The levels discovered in the literature review were significant in light of the U.S. Navy’s study on pregnant rats, which found that although “the first signs of toxicity to pups were observed at a level of 3% carbon dioxide exposure,” the mother exhibited “no signs of toxicity at 2.5% exposure.”

The Navy limits maximum CO2 exposure for submarine crews with females on board to 0.8 percent with a limit of 24 hours based on a “safety factor” of 3 due to the differences between laboratory animals and humans, they stated.

Rats, cognition, and reproductivity

A secondary study on pregnant rats found that when the mother was exposed to CO2 concentrations as low as 0.3 percent, “The pups demonstrated reduced spatial learning and memory at the age of approx. 6 weeks.”

“This reduced spatial learning and memory was attributed to histologically proven damaged neurons in a part of the brain called the hippocampus,” they stated, adding that even when exposed to CO2 concentrations as low as 0.1 percent, pups also “demonstrated increased anxiety.”

Moreover, CO2 exposure significantly impacts the fertility rate of adolescent male rats.

In one study analyzed, when exposed to 2.5 percent CO2 over 4 hours, “pathological signs of diminished fertility in rat testes” was induced.

“Using the 2.5% level with marked damage to testes function and a minimum safety factor of 5, an exposure limit for adolescent males [humans] needs to be set at 0.5% for a maximum of 4 h a day,” four citations were summarized as noting.

The paper explains a basic scientific fact: “The mother’s blood carbon dioxide level should always be lower than that of the unborn child. This is necessary to ensure the diffusion of CO2 from the foetal blood into the maternal circulation via the placenta.”

Mandates put on blast

In discussion of the results found, the team is sharply critical of measured mask mandates because they feel the scientific basis is simply lacking. 

Stating, “Keeping in mind the weak antiviral mask efficacy, the general trend of forcing mask mandates even for the vulnerable subgroups is not based on sound scientific evidence and not in line with the obligation in particular to protect born or unborn children from potential harmful influences.” 

“The actual – so called ‘preventive’ – proceeding concerning mask obligations in many countries around the world and especially in schools appears not in line with the Helsinki Declaration, the Lisbon Declaration and the Nuremberg Code,” they conclude.

But there’s more at stake from a health standpoint than just carbon dioxide, “In this review we only focused on CO2, however, other noxious agents in the masks contribute to toxicological long-term effects like the inhalation of synthetic microfibers, carcinogenic compounds and volatile organic compounds could also play a role regarding our research question.”

A limit

Authors disclose that their study has some limitations.

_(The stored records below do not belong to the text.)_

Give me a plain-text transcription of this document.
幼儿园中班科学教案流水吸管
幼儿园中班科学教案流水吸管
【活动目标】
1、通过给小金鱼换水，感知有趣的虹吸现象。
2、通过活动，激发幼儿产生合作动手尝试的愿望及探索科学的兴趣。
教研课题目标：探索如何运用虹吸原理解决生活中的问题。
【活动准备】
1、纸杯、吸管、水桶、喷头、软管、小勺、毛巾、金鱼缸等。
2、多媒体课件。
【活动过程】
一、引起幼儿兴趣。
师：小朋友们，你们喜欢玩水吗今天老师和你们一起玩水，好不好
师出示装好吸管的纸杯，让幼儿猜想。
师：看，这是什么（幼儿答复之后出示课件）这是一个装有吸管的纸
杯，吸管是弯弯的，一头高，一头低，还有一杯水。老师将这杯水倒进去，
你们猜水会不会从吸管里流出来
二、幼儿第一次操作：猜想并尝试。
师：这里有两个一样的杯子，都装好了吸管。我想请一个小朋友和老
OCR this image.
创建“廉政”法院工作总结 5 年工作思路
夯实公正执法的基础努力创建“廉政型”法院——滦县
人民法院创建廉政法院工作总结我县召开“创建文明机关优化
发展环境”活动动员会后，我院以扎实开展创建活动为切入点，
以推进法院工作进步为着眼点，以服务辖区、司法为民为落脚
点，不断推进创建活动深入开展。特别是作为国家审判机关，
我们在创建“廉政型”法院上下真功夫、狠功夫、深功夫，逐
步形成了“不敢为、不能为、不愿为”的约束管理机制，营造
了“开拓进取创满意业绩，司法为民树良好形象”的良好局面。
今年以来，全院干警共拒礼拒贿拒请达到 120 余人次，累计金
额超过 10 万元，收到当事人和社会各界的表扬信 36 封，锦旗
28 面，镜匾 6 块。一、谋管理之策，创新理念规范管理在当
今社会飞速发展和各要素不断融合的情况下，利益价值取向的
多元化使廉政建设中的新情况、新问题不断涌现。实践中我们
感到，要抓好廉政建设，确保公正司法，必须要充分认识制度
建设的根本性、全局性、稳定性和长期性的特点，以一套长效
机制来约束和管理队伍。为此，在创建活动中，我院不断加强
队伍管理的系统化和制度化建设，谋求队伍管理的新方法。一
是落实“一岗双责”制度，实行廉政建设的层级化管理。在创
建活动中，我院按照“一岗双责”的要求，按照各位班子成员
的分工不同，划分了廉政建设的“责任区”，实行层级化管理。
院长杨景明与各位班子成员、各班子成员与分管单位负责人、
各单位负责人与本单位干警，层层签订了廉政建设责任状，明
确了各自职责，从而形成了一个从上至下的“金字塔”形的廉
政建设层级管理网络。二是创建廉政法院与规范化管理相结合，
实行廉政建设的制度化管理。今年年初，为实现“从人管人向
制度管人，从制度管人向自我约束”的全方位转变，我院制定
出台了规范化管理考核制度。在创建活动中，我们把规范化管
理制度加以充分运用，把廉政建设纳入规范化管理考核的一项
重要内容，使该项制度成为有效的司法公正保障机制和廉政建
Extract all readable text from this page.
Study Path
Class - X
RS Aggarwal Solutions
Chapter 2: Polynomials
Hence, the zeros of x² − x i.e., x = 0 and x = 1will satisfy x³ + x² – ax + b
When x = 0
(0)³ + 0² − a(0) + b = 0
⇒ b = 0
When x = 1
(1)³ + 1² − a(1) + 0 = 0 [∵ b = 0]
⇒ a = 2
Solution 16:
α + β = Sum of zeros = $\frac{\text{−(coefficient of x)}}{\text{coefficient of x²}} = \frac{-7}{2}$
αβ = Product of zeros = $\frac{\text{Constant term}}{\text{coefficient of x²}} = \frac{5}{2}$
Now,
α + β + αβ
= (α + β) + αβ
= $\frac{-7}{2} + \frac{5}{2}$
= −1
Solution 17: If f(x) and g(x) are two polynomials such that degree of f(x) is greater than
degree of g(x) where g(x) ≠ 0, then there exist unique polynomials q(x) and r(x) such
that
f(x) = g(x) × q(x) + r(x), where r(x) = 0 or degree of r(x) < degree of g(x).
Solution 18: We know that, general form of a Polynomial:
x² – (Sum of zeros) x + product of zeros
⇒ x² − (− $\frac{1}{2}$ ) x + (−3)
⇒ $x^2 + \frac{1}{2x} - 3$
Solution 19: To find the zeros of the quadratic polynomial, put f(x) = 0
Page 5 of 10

For example, “Measurements in humans using masks and in animal experiments with low level carbon dioxide are reproducible, but population effects could not be further quantified beyond the available information because there are too few studies that examine the causal relationship between mask use and miscarriages, infertility, and neurodevelopmental disorders further.”

“Because such human experiments are not ethically defensible, there is no human-experimental data to support our hypothesis of CO2 toxicity to mask-wearing pregnant women, children, and adolescents,” they add.